Which is why the growth of one particular type of crime deeply worries us at Cifas. More and more young people are letting criminals launder money through their bank accounts. Many of those that do this do not even realise they are committing a crime.
The number of under-21s acting as so-called “money mules” has more than doubled so far this year. That is despite police warnings that parents should check their children’s bank accounts for suspicious activity.
What this criminal act involves is allowing a sum of money to be transferred to your account and then either transferring it on or withdrawing the funds and perhaps sending them overseas using a legitimate money transfer service. For their part in the chain, that could see them divert the proceeds of drugs or theft out of the country, the mule receives a small commission. In-debt university students have been lured into taking part. So have children as young as 13.
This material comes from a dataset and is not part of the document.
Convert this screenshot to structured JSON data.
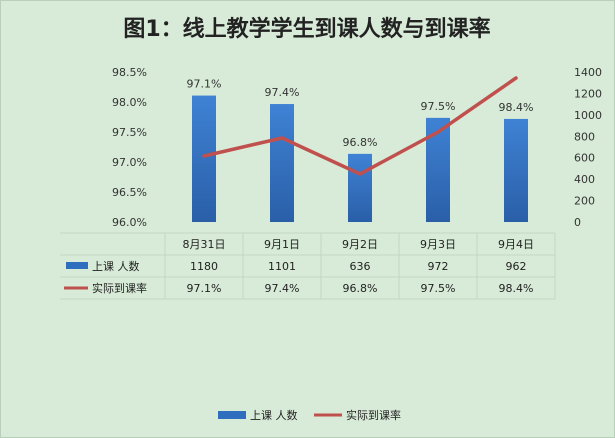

For all that we are living our lives digitally, the promise of cash in hand remains seductive. If, however, something appears too good to be true, it almost always is. This money can move from account to account in the blink of an eye. The act of permitting a criminal gang to use your bank details, however, can have far more lasting implications.
Because Cifas compiles the National Fraud Database from the data we gather from our more than 400 members in banking, insurance, telecoms and retail, we are well placed to join the dots. We can see that money muling now operates on an industrial scale, just like identity theft where we have also seen numbers soar.
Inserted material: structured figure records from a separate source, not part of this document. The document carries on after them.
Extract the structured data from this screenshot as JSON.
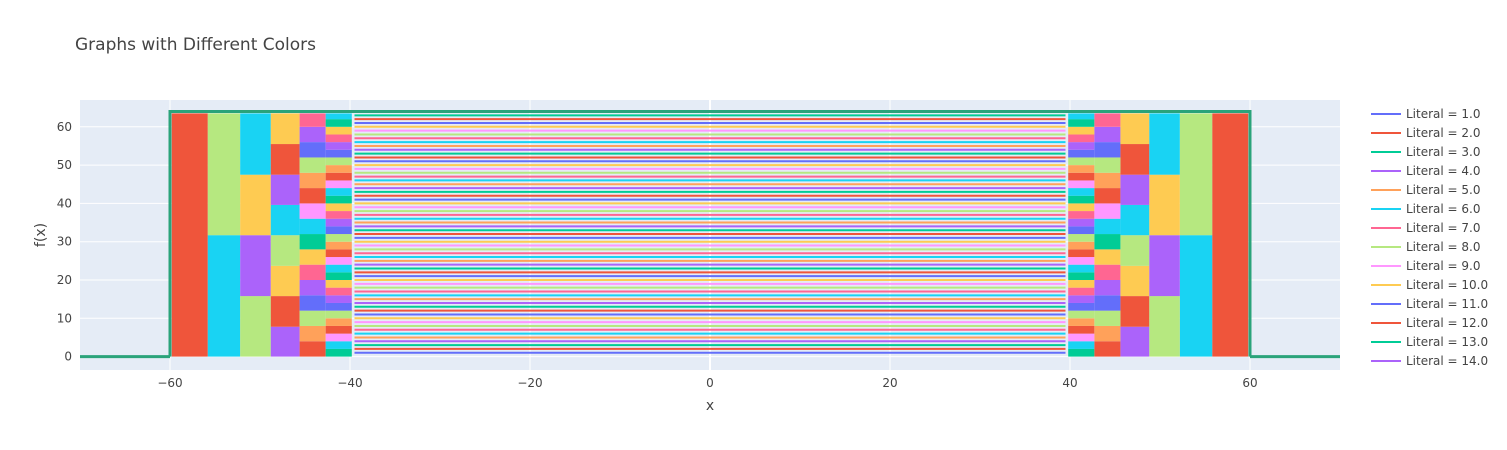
{
  "chart_data": {
    "type": "line",
    "title": "Graphs with Different Colors",
    "xlabel": "x",
    "ylabel": "f(x)",
    "xlim": [
      -70,
      70
    ],
    "ylim": [
      -3.5,
      67
    ],
    "x_ticks": [
      -60,
      -40,
      -20,
      0,
      20,
      40,
      60
    ],
    "x_tick_labels": [
      "−60",
      "−40",
      "−20",
      "0",
      "20",
      "40",
      "60"
    ],
    "y_ticks": [
      0,
      10,
      20,
      30,
      40,
      50,
      60
    ],
    "y_tick_labels": [
      "0",
      "10",
      "20",
      "30",
      "40",
      "50",
      "60"
    ],
    "grid": true,
    "legend_position": "right",
    "series": [
      {
        "name": "Literal = 1.0",
        "color": "#636efa"
      },
      {
        "name": "Literal = 2.0",
        "color": "#EF553B"
      },
      {
        "name": "Literal = 3.0",
        "color": "#00cc96"
      },
      {
        "name": "Literal = 4.0",
        "color": "#ab63fa"
      },
      {
        "name": "Literal = 5.0",
        "color": "#FFA15A"
      },
      {
        "name": "Literal = 6.0",
        "color": "#19d3f3"
      },
      {
        "name": "Literal = 7.0",
        "color": "#FF6692"
      },
      {
        "name": "Literal = 8.0",
        "color": "#B6E880"
      },
      {
        "name": "Literal = 9.0",
        "color": "#FF97FF"
      },
      {
        "name": "Literal = 10.0",
        "color": "#FECB52"
      },
      {
        "name": "Literal = 11.0",
        "color": "#636efa"
      },
      {
        "name": "Literal = 12.0",
        "color": "#EF553B"
      },
      {
        "name": "Literal = 13.0",
        "color": "#00cc96"
      },
      {
        "name": "Literal = 14.0",
        "color": "#ab63fa"
      }
    ],
    "palette": [
      "#636efa",
      "#EF553B",
      "#00cc96",
      "#ab63fa",
      "#FFA15A",
      "#19d3f3",
      "#FF6692",
      "#B6E880",
      "#FF97FF",
      "#FECB52"
    ],
    "outer_envelope": {
      "x_start": -60,
      "x_end": 60,
      "y_top": 64,
      "color": "#2aa37a"
    },
    "center_band": {
      "x_start": -39.5,
      "x_end": 39.5,
      "y_start": 1,
      "y_end": 63,
      "step": 1
    },
    "left_blocks": [
      {
        "x0": -59.8,
        "x1": -55.8,
        "y0": 0,
        "y1": 63.5,
        "color": "#EF553B"
      },
      {
        "x0": -55.8,
        "x1": -52.2,
        "y0": 0,
        "y1": 31.7,
        "color": "#19d3f3"
      },
      {
        "x0": -55.8,
        "x1": -52.2,
        "y0": 31.7,
        "y1": 63.5,
        "color": "#B6E880"
      },
      {
        "x0": -52.2,
        "x1": -48.8,
        "y0": 0,
        "y1": 15.8,
        "color": "#B6E880"
      },
      {
        "x0": -52.2,
        "x1": -48.8,
        "y0": 15.8,
        "y1": 31.7,
        "color": "#ab63fa"
      },
      {
        "x0": -52.2,
        "x1": -48.8,
        "y0": 31.7,
        "y1": 47.5,
        "color": "#FECB52"
      },
      {
        "x0": -52.2,
        "x1": -48.8,
        "y0": 47.5,
        "y1": 63.5,
        "color": "#19d3f3"
      },
      {
        "x0": -48.8,
        "x1": -45.6,
        "y0": 0,
        "y1": 7.8,
        "color": "#ab63fa"
      },
      {
        "x0": -48.8,
        "x1": -45.6,
        "y0": 7.8,
        "y1": 15.8,
        "color": "#EF553B"
      },
      {
        "x0": -48.8,
        "x1": -45.6,
        "y0": 15.8,
        "y1": 23.7,
        "color": "#FECB52"
      },
      {
        "x0": -48.8,
        "x1": -45.6,
        "y0": 23.7,
        "y1": 31.7,
        "color": "#B6E880"
      },
      {
        "x0": -48.8,
        "x1": -45.6,
        "y0": 31.7,
        "y1": 39.6,
        "color": "#19d3f3"
      },
      {
        "x0": -48.8,
        "x1": -45.6,
        "y0": 39.6,
        "y1": 47.5,
        "color": "#ab63fa"
      },
      {
        "x0": -48.8,
        "x1": -45.6,
        "y0": 47.5,
        "y1": 55.5,
        "color": "#EF553B"
      },
      {
        "x0": -48.8,
        "x1": -45.6,
        "y0": 55.5,
        "y1": 63.5,
        "color": "#FECB52"
      }
    ],
    "right_blocks": [
      {
        "x0": 55.8,
        "x1": 59.8,
        "y0": 0,
        "y1": 63.5,
        "color": "#EF553B"
      },
      {
        "x0": 52.2,
        "x1": 55.8,
        "y0": 0,
        "y1": 31.7,
        "color": "#19d3f3"
      },
      {
        "x0": 52.2,
        "x1": 55.8,
        "y0": 31.7,
        "y1": 63.5,
        "color": "#B6E880"
      },
      {
        "x0": 48.8,
        "x1": 52.2,
        "y0": 0,
        "y1": 15.8,
        "color": "#B6E880"
      },
      {
        "x0": 48.8,
        "x1": 52.2,
        "y0": 15.8,
        "y1": 31.7,
        "color": "#ab63fa"
      },
      {
        "x0": 48.8,
        "x1": 52.2,
        "y0": 31.7,
        "y1": 47.5,
        "color": "#FECB52"
      },
      {
        "x0": 48.8,
        "x1": 52.2,
        "y0": 47.5,
        "y1": 63.5,
        "color": "#19d3f3"
      },
      {
        "x0": 45.6,
        "x1": 48.8,
        "y0": 0,
        "y1": 7.8,
        "color": "#ab63fa"
      },
      {
        "x0": 45.6,
        "x1": 48.8,
        "y0": 7.8,
        "y1": 15.8,
        "color": "#EF553B"
      },
      {
        "x0": 45.6,
        "x1": 48.8,
        "y0": 15.8,
        "y1": 23.7,
        "color": "#FECB52"
      },
      {
        "x0": 45.6,
        "x1": 48.8,
        "y0": 23.7,
        "y1": 31.7,
        "color": "#B6E880"
      },
      {
        "x0": 45.6,
        "x1": 48.8,
        "y0": 31.7,
        "y1": 39.6,
        "color": "#19d3f3"
      },
      {
        "x0": 45.6,
        "x1": 48.8,
        "y0": 39.6,
        "y1": 47.5,
        "color": "#ab63fa"
      },
      {
        "x0": 45.6,
        "x1": 48.8,
        "y0": 47.5,
        "y1": 55.5,
        "color": "#EF553B"
      },
      {
        "x0": 45.6,
        "x1": 48.8,
        "y0": 55.5,
        "y1": 63.5,
        "color": "#FECB52"
      }
    ],
    "inner_left_columns": [
      {
        "x0": -45.6,
        "x1": -42.7,
        "h": 4
      },
      {
        "x0": -42.7,
        "x1": -39.8,
        "h": 2
      }
    ],
    "inner_right_columns": [
      {
        "x0": 42.7,
        "x1": 45.6,
        "h": 4
      },
      {
        "x0": 39.8,
        "x1": 42.7,
        "h": 2
      }
    ]
  }
}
Mules are being recruited via numerous routes. On social media, there are fake job advertisements or posts for get rich quick schemes, which might as well be publicising a search for criminal accomplices.
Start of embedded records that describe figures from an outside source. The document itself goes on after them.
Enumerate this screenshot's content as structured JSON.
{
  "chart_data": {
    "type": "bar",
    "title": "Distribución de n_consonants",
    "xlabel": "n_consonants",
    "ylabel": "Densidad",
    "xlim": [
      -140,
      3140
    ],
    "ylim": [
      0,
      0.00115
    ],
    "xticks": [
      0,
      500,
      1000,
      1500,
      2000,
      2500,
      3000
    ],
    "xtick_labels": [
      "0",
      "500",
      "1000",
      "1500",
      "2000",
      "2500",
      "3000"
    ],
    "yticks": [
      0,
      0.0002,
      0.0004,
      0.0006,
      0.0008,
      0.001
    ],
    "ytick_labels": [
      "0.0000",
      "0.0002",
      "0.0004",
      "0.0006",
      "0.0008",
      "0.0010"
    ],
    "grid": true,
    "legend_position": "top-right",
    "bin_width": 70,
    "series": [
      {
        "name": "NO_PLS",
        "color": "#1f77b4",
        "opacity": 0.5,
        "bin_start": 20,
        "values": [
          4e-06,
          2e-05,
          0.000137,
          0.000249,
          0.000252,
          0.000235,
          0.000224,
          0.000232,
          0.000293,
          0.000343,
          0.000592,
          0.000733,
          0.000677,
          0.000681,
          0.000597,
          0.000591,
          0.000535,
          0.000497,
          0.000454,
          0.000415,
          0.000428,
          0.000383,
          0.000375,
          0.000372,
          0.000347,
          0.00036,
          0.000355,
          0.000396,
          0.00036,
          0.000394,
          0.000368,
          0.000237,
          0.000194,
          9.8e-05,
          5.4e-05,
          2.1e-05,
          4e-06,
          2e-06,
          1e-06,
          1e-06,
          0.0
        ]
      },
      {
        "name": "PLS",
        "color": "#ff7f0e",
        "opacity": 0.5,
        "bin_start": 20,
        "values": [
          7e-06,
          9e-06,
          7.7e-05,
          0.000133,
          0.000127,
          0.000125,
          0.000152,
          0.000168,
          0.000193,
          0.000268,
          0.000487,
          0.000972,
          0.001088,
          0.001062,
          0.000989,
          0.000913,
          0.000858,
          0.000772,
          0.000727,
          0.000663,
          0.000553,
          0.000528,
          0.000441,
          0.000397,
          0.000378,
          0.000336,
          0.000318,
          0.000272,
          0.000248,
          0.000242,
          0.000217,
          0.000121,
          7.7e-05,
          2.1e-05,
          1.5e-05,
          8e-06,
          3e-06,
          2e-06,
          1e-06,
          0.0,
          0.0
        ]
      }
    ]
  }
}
The offers of making a fast buck are ever-present in the real world too. We know of cases that began when a victim made a new acquaintance at university, or struck up a conversation at the school gates. They are often advised to report their bank card stolen after they have handed over their details, creating a smokescreen for their involvement.
Some gangs have even co-opted unwitting adults that run youth groups, who thought they were doing the kids a favour by handing out fliers that promised to boost their pocket money. There is also some evidence that fraudsters are trying to take advantage of people with mental health issues.
One mule frequently recruits another. Fuelled by peer pressure, this activity has become like the dare to indulge in drug taking or petty vandalism that can spread among a circle of friends. At best mules are being offered small sums of money for their trouble, at worst they are being threatened with violence if they do not hand over their bank account, sort code and PIN number.
It is not always clear to mules that they are breaking the law. Muling can be so quick and effortless, they convince themselves that no-one will notice. It is also true the police are sometimes slow to identify bank accounts used for this because muling involves relatively small sums of money that can pass under the radar.
Money laundering, however, carries a maximum prison term of 14 years. It is a stretch to think that any first-time offender will be convicted, but it could affect their credit rating, taking out a new mobile phone contract or, later in life, securing a mortgage.
It is a very sophisticated crime and demands a co-ordinated response. That is why we have chosen money muling as the subject of new campaign, run in partnership with Financial Fraud Action UK, part of UK Finance.
Young people that have grown up with the confidence to navigate social media must not be lulled into a false sense of security by dangerous promises. It is here that parents must play a bigger role to make young people question their actions. The social media companies that unwittingly carry these adverts need to be more vigilant too.
We are pleased to see financial education make its way onto the national curriculum in recent years. What Cifas wants is for schools to go further, with online safety and fraud awareness made mandatory from the age of 11. With the PSHE Association we have run a pilot covering these topics in 10 schools this autumn. Money muling, however, is growing fast. We must act faster to stop our young people being co-opted into crime.